Researchers at Brigham and Women’s Hospital and of the Beth Israel Deaconess Medical Center in Boston reported in BMJ in February that three factors increase the risk of acute cardiovascular events or death in patients with hypertension. These three factors are: patients whose systolic blood pressure or SPB is greater than 150 mm Hg, delay of treatment intensification by more than 1.4 months, and delay in subsequent follow-up by more than 2.7 months.
The results of the study indicate that medical professionals need to be seeing these patients more often. Following up any later may increase the instance of adverse outcomes. However, scheduling the necessary patient visits may be a problem because of the strain on primary care services. Even when working with physicians’ assistants and nurse practitioners, patients may have longer waits before seeing their doctors.
The lack of time for visits to primary care providers applies to patients and doctors. Patients have jobs and they have to take time off work to see the doctor. They have kids and other obligations to schedule appointments around intensifying treatment means coming back more and more often, and a lot of times this is simply not an option for them. Regardless, it is important to figure out a way to get patients seen by someone, somehow.
Hypertension control is not just a United States issue. The Centers for Disease Control and Prevention (CDC) has been working with other public health entities to tackle high blood pressure on a global level. An estimated 1 million people worldwide suffer from high blood pressure issues. Getting just half of them and treatment could prevent 10 million heart attacks and strokes through the year 2025. Every year, 9.4 million people die as a result of high blood pressure.

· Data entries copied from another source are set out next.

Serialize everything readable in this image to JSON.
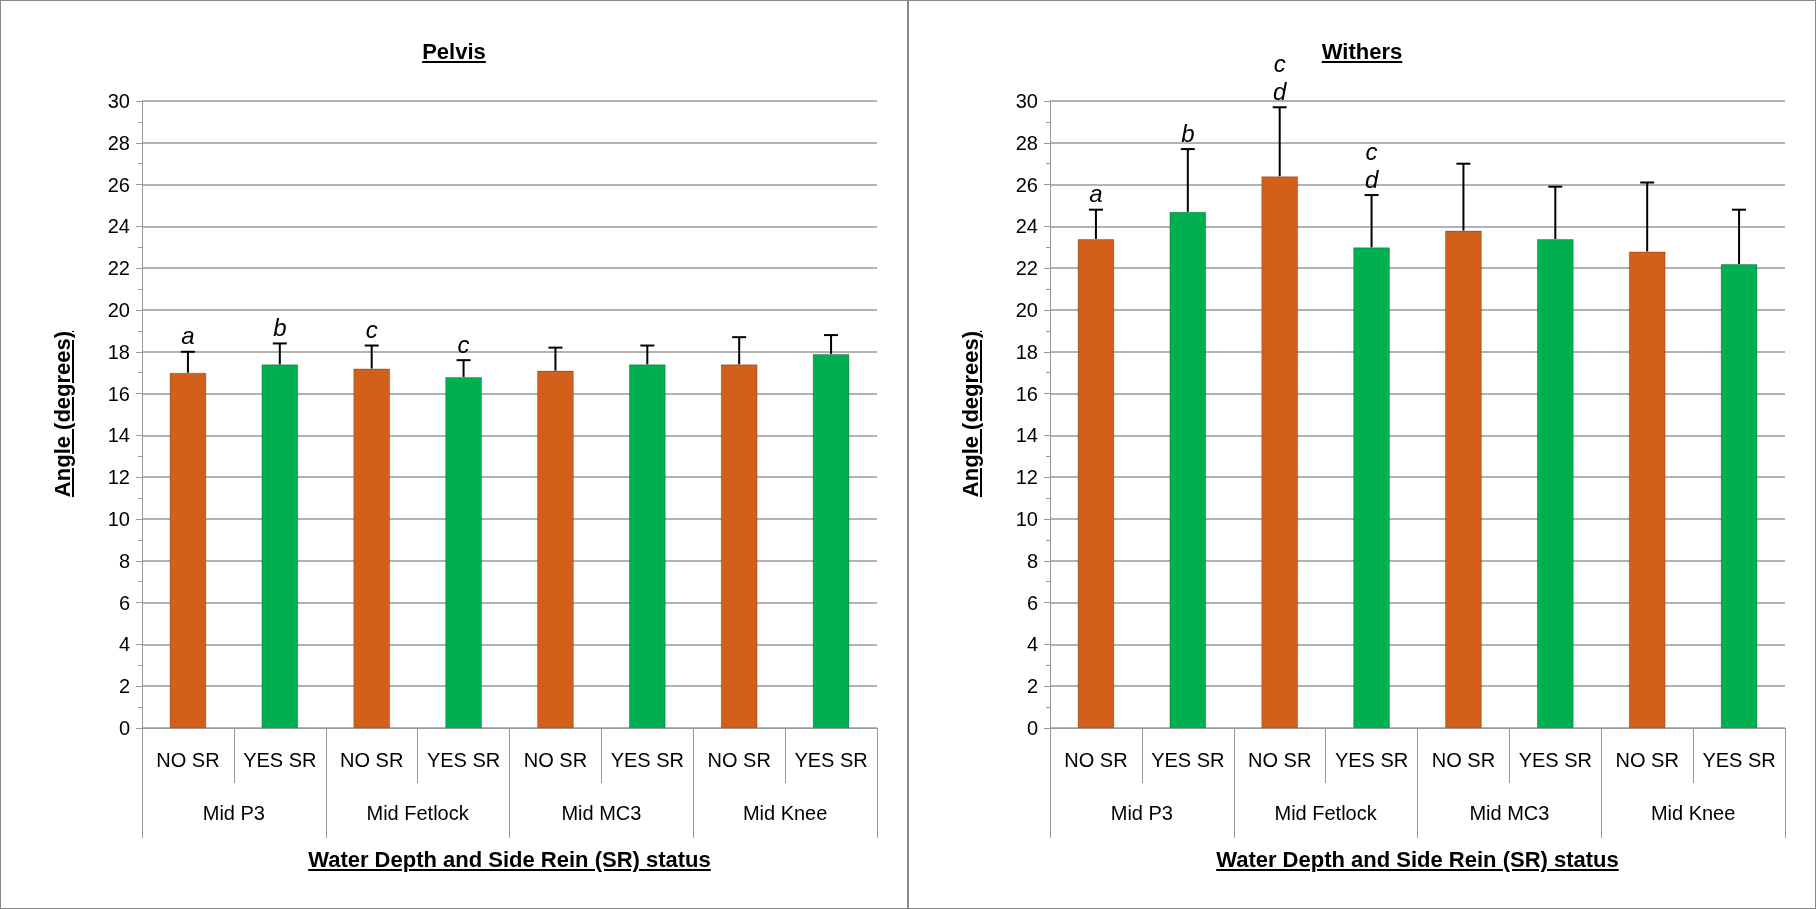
{
  "chart_data": [
    {
      "type": "bar",
      "title": "Pelvis",
      "xlabel": "Water Depth and Side Rein (SR) status",
      "ylabel": "Angle (degrees)",
      "categories": [
        "Mid P3",
        "Mid Fetlock",
        "Mid MC3",
        "Mid Knee"
      ],
      "ylim": [
        0,
        30
      ],
      "yticks": [
        0,
        2,
        4,
        6,
        8,
        10,
        12,
        14,
        16,
        18,
        20,
        22,
        24,
        26,
        28,
        30
      ],
      "grid": "y",
      "legend": false,
      "series": [
        {
          "name": "NO SR",
          "color": "#d2601a",
          "values": [
            17.0,
            17.2,
            17.1,
            17.4
          ],
          "errors": [
            1.0,
            1.1,
            1.1,
            1.3
          ],
          "value_labels": [
            "a",
            "c",
            null,
            null
          ]
        },
        {
          "name": "YES SR",
          "color": "#00b050",
          "values": [
            17.4,
            16.8,
            17.4,
            17.9
          ],
          "errors": [
            1.0,
            0.8,
            0.9,
            0.9
          ],
          "value_labels": [
            "b",
            "c",
            null,
            null
          ]
        }
      ]
    },
    {
      "type": "bar",
      "title": "Withers",
      "xlabel": "Water Depth and Side Rein (SR) status",
      "ylabel": "Angle (degrees)",
      "categories": [
        "Mid P3",
        "Mid Fetlock",
        "Mid MC3",
        "Mid Knee"
      ],
      "ylim": [
        0,
        30
      ],
      "yticks": [
        0,
        2,
        4,
        6,
        8,
        10,
        12,
        14,
        16,
        18,
        20,
        22,
        24,
        26,
        28,
        30
      ],
      "grid": "y",
      "legend": false,
      "series": [
        {
          "name": "NO SR",
          "color": "#d2601a",
          "values": [
            23.4,
            26.4,
            23.8,
            22.8
          ],
          "errors": [
            1.4,
            3.3,
            3.2,
            3.3
          ],
          "value_labels": [
            "a",
            "c\nd",
            null,
            null
          ]
        },
        {
          "name": "YES SR",
          "color": "#00b050",
          "values": [
            24.7,
            23.0,
            23.4,
            22.2
          ],
          "errors": [
            3.0,
            2.5,
            2.5,
            2.6
          ],
          "value_labels": [
            "b",
            "c\nd",
            null,
            null
          ]
        }
      ]
    }
  ]
}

Too often, doctors do not give blood pressure control the urgency requires. Patients with mildly elevated blood pressure may be given a little more time to work on their diet and exercise. What doctors should be doing is increasing their medication, letting them make changes to their diet and exercise and then, as they make improvements, back off medication.
In 2014, the Eighth Joint National Committee (JNC 8) released national guidelines that recommend beginning drug therapy for patients under 60 years of age whose SBP exceeds 140 mm Hg, and for patients over age 60 whose SBP exceeds 150 mm Hg. Both of these recommendations are made based on strong evidence from scientific literature.
JNC 8 recommends assessing the response therapy after one month, and increasing therapy for patients who have not achieved SBP goals, based on expert opinion. The study’s findings support the expert opinion, so doctors should consider this when making their choices with patients.